Pursuing to excel in algorithmic roles, esp in LMMs application.
2024 Fall students for MS in Computer Science at University of Wisconsin - Madison.
View My LinkedIn Profile
This project was initiated to harness the power of web-crawled competitor data, utilizing sophisticated data warehousing and predictive analytics technologies to enhance our strategic decision-making capabilities. As a Big Data Product Manager, I led the development and implementation of a comprehensive data management framework that not only addressed data integrity but also supported advanced applications in competitive analysis and sales forecasting.
Our objectives:
to create a robust data warehouse architecture capable of accommodating trillions of data points from competitor websites, to cleanse and maintain high data quality against anti-crawling measures, and to develop predictive models that accurately forecast daily sales.
Data Governance: Successfully managed trillions of data points collected through web scraping from three competitor websites.
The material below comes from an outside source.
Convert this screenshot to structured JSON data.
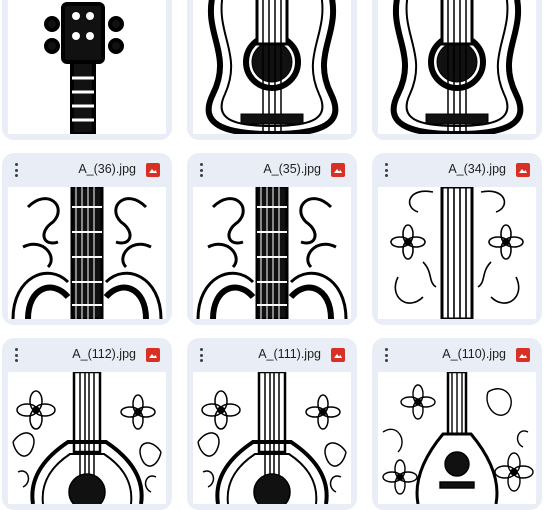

Implemented robust data cleaning processes to tackle issues from anti-crawling mechanisms, maintaining data quality accuracy within 97%.
Data Warehouse Architecture: Redesigned and scaled our Hadoop Hive data architecture, which included developing and implementing backup strategies that enhanced data repair efficiency by 30%.
Sales Forecasting: Developed and deployed an ARMA model to forecast daily sales accurately, achieving an annual revenue prediction accuracy within 5%.
Graph Search Service: Overhauled our Kafka-based CV service, improving the completeness of our data matching capabilities from 63% to 99%. I also integrated a Milvus vector database with ResNet models to boost the accuracy of our product matching feature from 78% to 83%.
Hadoop Hive: Utilized for scalable data warehousing solutions, supporting vast amounts of structured and semi-structured data.
SQL and Kafka: Employed for data manipulation and real-time data processing to handle massive datasets efficiently.
ARMA Model: Applied for predictive analytics to forecast sales trends based on historical data.